By using both of these methods, you can keep a tight seal around all of your inbound links, improve your SEO and Google Page Rank, and keep the files on your server more organized.

Keep Directory Index File Name Out of Your URL

Sometimes it just looks nicer to not have a url such as http://www.derekentringer.com/index.php. All we want is http://www.derekentringer.com.
Using your .htaccess you can eliminate it easily. You can also specify any directories that you might not want it to parse out the index file.

# Main Index exclude
DirectoryIndex index.php
RewriteCond $1 !^(index\.php|robots\.txt)
RewriteCond %{REQUEST_URI} !^/DirectoryYouDoNotWantChangedHere
RewriteCond %{REQUEST_FILENAME} !-f
RewriteCond %{REQUEST_FILENAME} !-d
RewriteRule ^(.*)$ index.php/$1 [L,QSA]

Now, there will never be an index file listed in the url, except for the directory “DirectoryYouDoNotWantChangedHere”.

Error Document Redirects

Instead of using a Control Panel to process redirects, you can use your .htaccess file.
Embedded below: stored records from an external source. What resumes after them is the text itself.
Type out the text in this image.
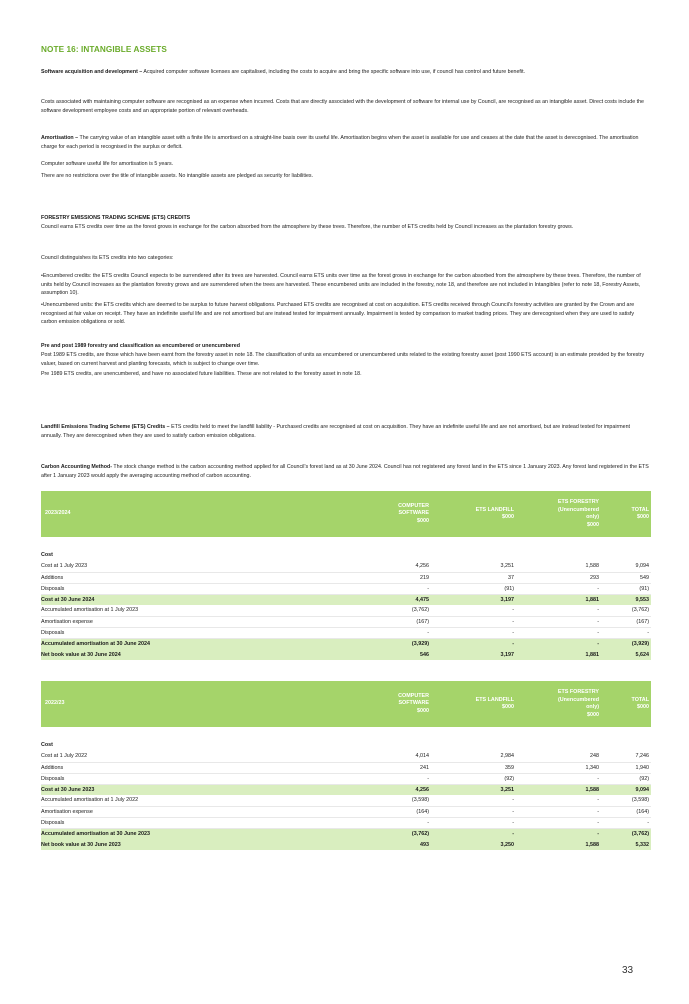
NOTE 16: INTANGIBLE ASSETS
Software acquisition and development – Acquired computer software licenses are capitalised, including the costs to acquire and bring the specific software into use, if council has control and future benefit.
Costs associated with maintaining computer software are recognised as an expense when incurred. Costs that are directly associated with the development of software for internal use by Council, are recognised as an intangible asset. Direct costs include the software development employee costs and an appropriate portion of relevant overheads.
Amortisation – The carrying value of an intangible asset with a finite life is amortised on a straight-line basis over its useful life. Amortisation begins when the asset is available for use and ceases at the date that the asset is derecognised. The amortisation charge for each period is recognised in the surplus or deficit.
Computer software useful life for amortisation is 5 years.
There are no restrictions over the title of intangible assets. No intangible assets are pledged as security for liabilities.
FORESTRY EMISSIONS TRADING SCHEME (ETS) CREDITS
Council earns ETS credits over time as the forest grows in exchange for the carbon absorbed from the atmosphere by these trees. Therefore, the number of ETS credits held by Council increases as the plantation forestry grows.
Council distinguishes its ETS credits into two categories:
•Encumbered credits: the ETS credits Council expects to be surrendered after its trees are harvested. Council earns ETS units over time as the forest grows in exchange for the carbon absorbed from the atmosphere by these trees. Therefore, the number of units held by Council increases as the plantation forestry grows and are surrendered when the trees are harvested. These encumbered units are included in the forestry, note 18, and therefore are not included in Intangibles (refer to note 18, Forestry Assets, assumption 10).
•Unencumbered units: the ETS credits which are deemed to be surplus to future harvest obligations. Purchased ETS credits are recognised at cost on acquisition. ETS credits received through Council's forestry activities are granted by the Crown and are recognised at fair value on receipt. They have an indefinite useful life and are not amortised but are instead tested for impairment annually. Impairment is tested by comparison to market trading prices. They are derecognised when they are used to satisfy carbon emission obligations or sold.
Pre and post 1989 forestry and classification as encumbered or unencumbered
Post 1989 ETS credits, are those which have been earnt from the forestry asset in note 18. The classification of units as encumbered or unencumbered units related to the existing forestry asset (post 1990 ETS account) is an estimate provided by the forestry valuer, based on current harvest and planting forecasts, which is subject to change over time.
Pre 1989 ETS credits, are unencumbered, and have no associated future liabilities. These are not related to the forestry asset in note 18.
Landfill Emissions Trading Scheme (ETS) Credits – ETS credits held to meet the landfill liability - Purchased credits are recognised at cost on acquisition. They have an indefinite useful life and are not amortised, but are instead tested for impairment annually. They are derecognised when they are used to satisfy carbon emission obligations.
Carbon Accounting Method- The stock change method is the carbon accounting method applied for all Council's forest land as at 30 June 2024. Council has not registered any forest land in the ETS since 1 January 2023. Any forest land registered in the ETS after 1 January 2023 would apply the averaging accounting method of carbon accounting.
2023/2024	COMPUTER
SOFTWARE
$000	ETS LANDFILL
$000	ETS FORESTRY
(Unencumbered
only)
$000	TOTAL
$000

Cost				
Cost at 1 July 2023	4,256	3,251	1,588	9,094
Additions	219	37	293	549
Disposals	-	(91)	-	(91)
Cost at 30 June 2024	4,475	3,197	1,881	9,553
Accumulated amortisation at 1 July 2023	(3,762)	-	-	(3,762)
Amortisation expense	(167)	-	-	(167)
Disposals	-	-	-	-
Accumulated amortisation at 30 June 2024	(3,929)	-	-	(3,929)
Net book value at 30 June 2024	546	3,197	1,881	5,624
2022/23	COMPUTER
SOFTWARE
$000	ETS LANDFILL
$000	ETS FORESTRY
(Unencumbered
only)
$000	TOTAL
$000

Cost				
Cost at 1 July 2022	4,014	2,984	248	7,246
Additions	241	359	1,340	1,940
Disposals	-	(92)	-	(92)
Cost at 30 June 2023	4,256	3,251	1,588	9,094
Accumulated amortisation at 1 July 2022	(3,598)	-	-	(3,598)
Amortisation expense	(164)	-	-	(164)
Disposals	-	-	-	-
Accumulated amortisation at 30 June 2023	(3,762)	-	-	(3,762)
Net book value at 30 June 2023	493	3,250	1,588	5,332
33
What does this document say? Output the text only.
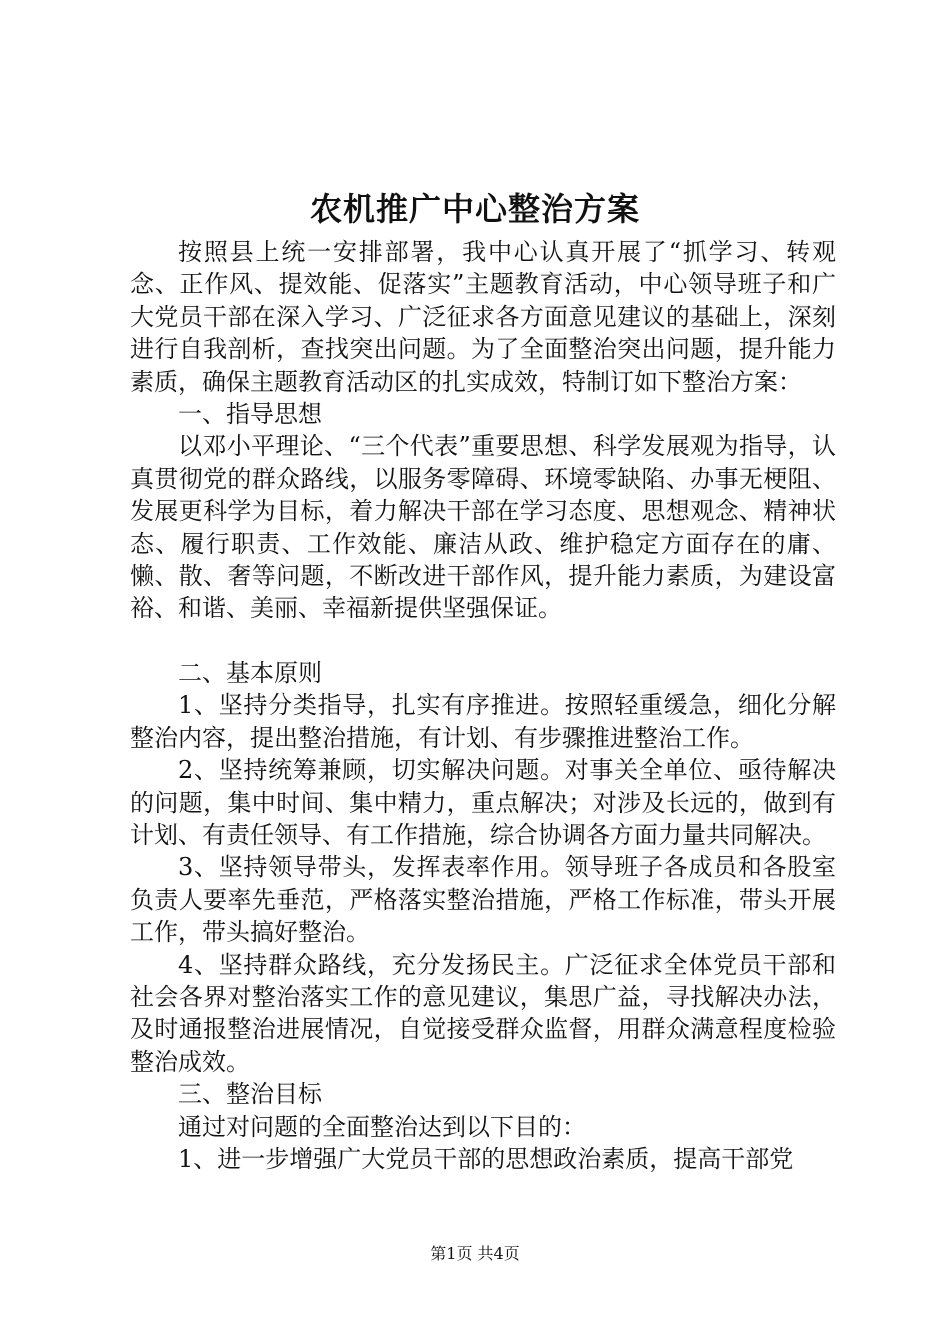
农机推广中心整治方案

按照县上统一安排部署，我中心认真开展了“抓学习、转观念、正作风、提效能、促落实”主题教育活动，中心领导班子和广大党员干部在深入学习、广泛征求各方面意见建议的基础上，深刻进行自我剖析，查找突出问题。为了全面整治突出问题，提升能力素质，确保主题教育活动区的扎实成效，特制订如下整治方案：

一、指导思想

以邓小平理论、“三个代表”重要思想、科学发展观为指导，认真贯彻党的群众路线，以服务零障碍、环境零缺陷、办事无梗阻、发展更科学为目标，着力解决干部在学习态度、思想观念、精神状态、履行职责、工作效能、廉洁从政、维护稳定方面存在的庸、懒、散、奢等问题，不断改进干部作风，提升能力素质，为建设富裕、和谐、美丽、幸福新提供坚强保证。

二、基本原则

1、坚持分类指导，扎实有序推进。按照轻重缓急，细化分解整治内容，提出整治措施，有计划、有步骤推进整治工作。

2、坚持统筹兼顾，切实解决问题。对事关全单位、亟待解决的问题，集中时间、集中精力，重点解决；对涉及长远的，做到有计划、有责任领导、有工作措施，综合协调各方面力量共同解决。

3、坚持领导带头，发挥表率作用。领导班子各成员和各股室负责人要率先垂范，严格落实整治措施，严格工作标准，带头开展工作，带头搞好整治。

4、坚持群众路线，充分发扬民主。广泛征求全体党员干部和社会各界对整治落实工作的意见建议，集思广益，寻找解决办法，及时通报整治进展情况，自觉接受群众监督，用群众满意程度检验整治成效。

三、整治目标

通过对问题的全面整治达到以下目的：

1、进一步增强广大党员干部的思想政治素质，提高干部党

第1页 共4页
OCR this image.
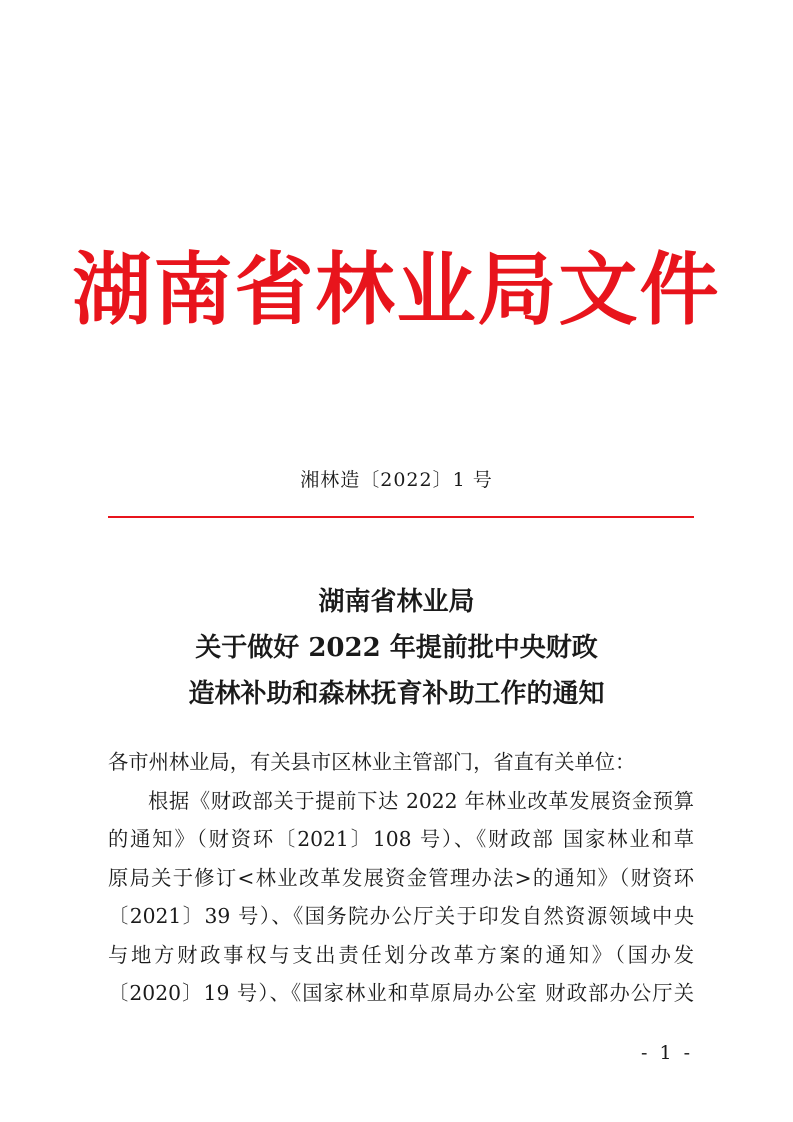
湖南省林业局文件
湘林造〔2022〕1 号
湖南省林业局
关于做好 2022 年提前批中央财政
造林补助和森林抚育补助工作的通知
各市州林业局，有关县市区林业主管部门，省直有关单位：
根据《财政部关于提前下达 2022 年林业改革发展资金预算
的通知》（财资环〔2021〕108 号）、《财政部 国家林业和草
原局关于修订<林业改革发展资金管理办法>的通知》（财资环
〔2021〕39 号）、《国务院办公厅关于印发自然资源领域中央
与地方财政事权与支出责任划分改革方案的通知》（国办发
〔2020〕19 号）、《国家林业和草原局办公室 财政部办公厅关
- 1 -
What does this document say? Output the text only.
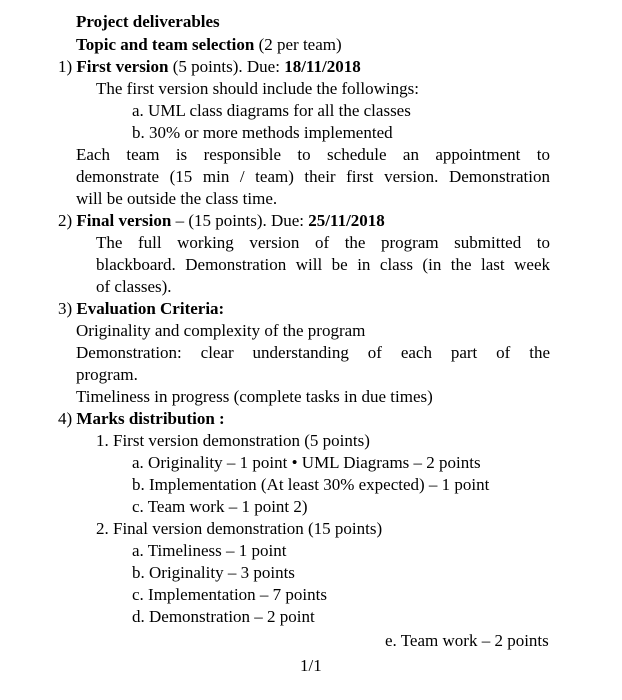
Project deliverables
Topic and team selection (2 per team)
1) First version (5 points). Due: 18/11/2018
The first version should include the followings:
a. UML class diagrams for all the classes
b. 30% or more methods implemented
Each team is responsible to schedule an appointment to
demonstrate (15 min / team) their first version. Demonstration
will be outside the class time.
2) Final version – (15 points). Due: 25/11/2018
The full working version of the program submitted to
blackboard. Demonstration will be in class (in the last week
of classes).
3) Evaluation Criteria:
Originality and complexity of the program
Demonstration: clear understanding of each part of the
program.
Timeliness in progress (complete tasks in due times)
4) Marks distribution :
1. First version demonstration (5 points)
a. Originality – 1 point • UML Diagrams – 2 points
b. Implementation (At least 30% expected) – 1 point
c. Team work – 1 point 2)
2. Final version demonstration (15 points)
a. Timeliness – 1 point
b. Originality – 3 points
c. Implementation – 7 points
d. Demonstration – 2 point
e. Team work – 2 points
1/1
These links can either be redirected to your home page, or you can setup an error document.

# Handle Errors
ErrorDocument 100 http://www.derekentringer.com
ErrorDocument 101 http://www.derekentringer.com
ErrorDocument 102 http://www.derekentringer.com
# 2xx
ErrorDocument 200 http://www.derekentringer.com
ErrorDocument 201 http://www.derekentringer.com
ErrorDocument 202 http://www.derekentringer.com
ErrorDocument 203 http://www.derekentringer.com
ErrorDocument 204 http://www.derekentringer.com
ErrorDocument 205 http://www.derekentringer.com
ErrorDocument 206 http://www.derekentringer.com
ErrorDocument 207 http://www.derekentringer.com
# 4xx
ErrorDocument 400 http://www.derekentringer.com
ErrorDocument 401 http://www.derekentringer.com
ErrorDocument 402 http://www.derekentringer.com
ErrorDocument 403 http://www.derekentringer.com
ErrorDocument 404 http://www.derekentringer.com
ErrorDocument 405 http://www.derekentringer.com
ErrorDocument 406 http://www.derekentringer.com
ErrorDocument 407 http://www.derekentringer.com
ErrorDocument 408 http://www.derekentringer.com
ErrorDocument 409 http://www.derekentringer.com
ErrorDocument 410 http://www.derekentringer.com
ErrorDocument 411 http://www.derekentringer.com
ErrorDocument 412 http://www.derekentringer.com
ErrorDocument 413 http://www.derekentringer.com
ErrorDocument 414 http://www.derekentringer.com
ErrorDocument 415 http://www.derekentringer.com
ErrorDocument 416 http://www.derekentringer.com
ErrorDocument 417 http://www.derekentringer.com
ErrorDocument 418 http://www.derekentringer.com
ErrorDocument 419 http://www.derekentringer.com
ErrorDocument 420 http://www.derekentringer.com
ErrorDocument 421 http://www.derekentringer.com
ErrorDocument 422 http://www.derekentringer.com
ErrorDocument 423 http://www.derekentringer.com
ErrorDocument 424 http://www.derekentringer.com
ErrorDocument 425 http://www.derekentringer.com
ErrorDocument 426 http://www.derekentringer.com
# 5xx
ErrorDocument 500 http://www.derekentringer.com
ErrorDocument 501 http://www.derekentringer.com
ErrorDocument 502 http://www.derekentringer.com
ErrorDocument 503 http://www.derekentringer.com
ErrorDocument 504 http://www.derekentringer.com
ErrorDocument 505 http://www.derekentringer.com
ErrorDocument 506 http://www.derekentringer.com
ErrorDocument 507 http://www.derekentringer.com
ErrorDocument 508 http://www.derekentringer.com
ErrorDocument 509 http://www.derekentringer.com
ErrorDocument 510 http://www.derekentringer.com

Alternate to ErrorDocument

Instead of listing out all of the error types, you can also use the much shorter version:

### ALTERNATIVE TO USING ERRORDOCUMENT ###
RewriteCond %{REQUEST_FILENAME} !-f
RewriteCond %{REQUEST_FILENAME} !-d
RewriteRule ^.*$ /error.php [L]

This will push all of your errors to a single page.

That’s really just the beginning of what the .htaccess file is capable of, as it has an extensive set of capabilities.